Le conseiller juridique de la Knesset a mis un terme mercredi à une décision prise par le gouvernement d’enquêter sur le financement des ONG israéliennes qui reçoivent des fonds des gouvernements étrangers, affirmant que cette décision était « politiquement motivée » et que donc l’enquête ne pouvait pas être traitée par une commission d’enquête parlementaire.

« Après avoir examiné le sujet, je pense que la question ne peut pas faire l’objet d’une enquête parlementaire, et les efforts pour limiter la possibilité pour les organisations à but non lucratif financées par des pays étrangers de faire des critiques contre les soldats de l’armée israélienne doivent passer par la loi », écrit Eyal Yinon dans un avis juridique présenté au président de la Knesset, Yuli Edelstein.

Le Premier ministre Benjamin Netanyahu a déclaré dimanche qu’il avait l’intention d’enquêter sur « les organisations qui opèrent contre » les soldats israéliens. Pour ce faire, une réunion des présidents des partis de la coalition a convenu d’établir une commission parlementaire chargée d’examiner la question.

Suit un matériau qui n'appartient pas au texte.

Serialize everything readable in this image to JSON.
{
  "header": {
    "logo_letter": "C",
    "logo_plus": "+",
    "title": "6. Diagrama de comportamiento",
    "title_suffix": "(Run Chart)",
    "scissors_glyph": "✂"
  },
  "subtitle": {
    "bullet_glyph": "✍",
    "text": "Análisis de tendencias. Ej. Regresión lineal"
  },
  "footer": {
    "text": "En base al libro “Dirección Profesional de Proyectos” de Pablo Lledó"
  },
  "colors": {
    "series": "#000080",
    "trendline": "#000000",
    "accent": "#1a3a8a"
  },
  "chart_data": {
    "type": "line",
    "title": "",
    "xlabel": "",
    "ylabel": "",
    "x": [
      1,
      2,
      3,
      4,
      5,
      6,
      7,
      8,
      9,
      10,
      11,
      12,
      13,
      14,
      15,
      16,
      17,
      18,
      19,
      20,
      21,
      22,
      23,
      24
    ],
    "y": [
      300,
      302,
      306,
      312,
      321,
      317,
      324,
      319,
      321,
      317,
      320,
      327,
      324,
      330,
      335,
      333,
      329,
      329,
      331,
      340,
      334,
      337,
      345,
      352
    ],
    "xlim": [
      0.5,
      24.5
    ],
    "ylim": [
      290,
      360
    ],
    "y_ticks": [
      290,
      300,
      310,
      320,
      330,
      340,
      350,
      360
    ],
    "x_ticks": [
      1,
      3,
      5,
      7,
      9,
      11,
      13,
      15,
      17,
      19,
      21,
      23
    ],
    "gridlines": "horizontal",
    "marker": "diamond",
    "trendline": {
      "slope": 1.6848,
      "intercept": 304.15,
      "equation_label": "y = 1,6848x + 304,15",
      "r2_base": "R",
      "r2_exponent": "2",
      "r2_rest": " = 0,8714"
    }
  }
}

Mais Yinon a indiqué que « la Knesset n’a pas le pouvoir de créer une commission d’enquête parlementaire sur cette question, ni aucune commission d’enquête dont l’objectif pratique est de mener une enquête idéologique politiquement motivée sur les organisations civiles israéliennes, qu’elles soient de droite ou de gauche. »

Une commission de la Knesset, le 31 juillet 2017. Illustration. (Crédit : Times of Israël)

Une commission de la Knesset, le 31 juillet 2017. Illustration. (Crédit : Times of Israël)

Yinon a déclaré que de telles commissions peuvent être créées pour enquêter sur des questions d’intérêt public, mais elles doivent avoir le soutien des députés de la coalition et de l’opposition. Les commissions parlementaires en Israël servent principalement à faire la lumière sur une question publique urgente et ont tendance à ne pas avoir beaucoup de mordant.

« Une enquête parlementaire sur des organisations civiles pour des raisons idéologiques est contraire aux principes fondamentaux du gouvernement », a ajouté Yinon, notant qu’une commission similaire a été bloquée il y a deux ans.

Au-delà des efforts pour enquêter sur les financements étrangers, lundi, il a été signalé que le gouvernement allait présenter un nouveau projet de loi qui lui permettrait de bloquer les ONG de gauche critiquant l’armée israélienne.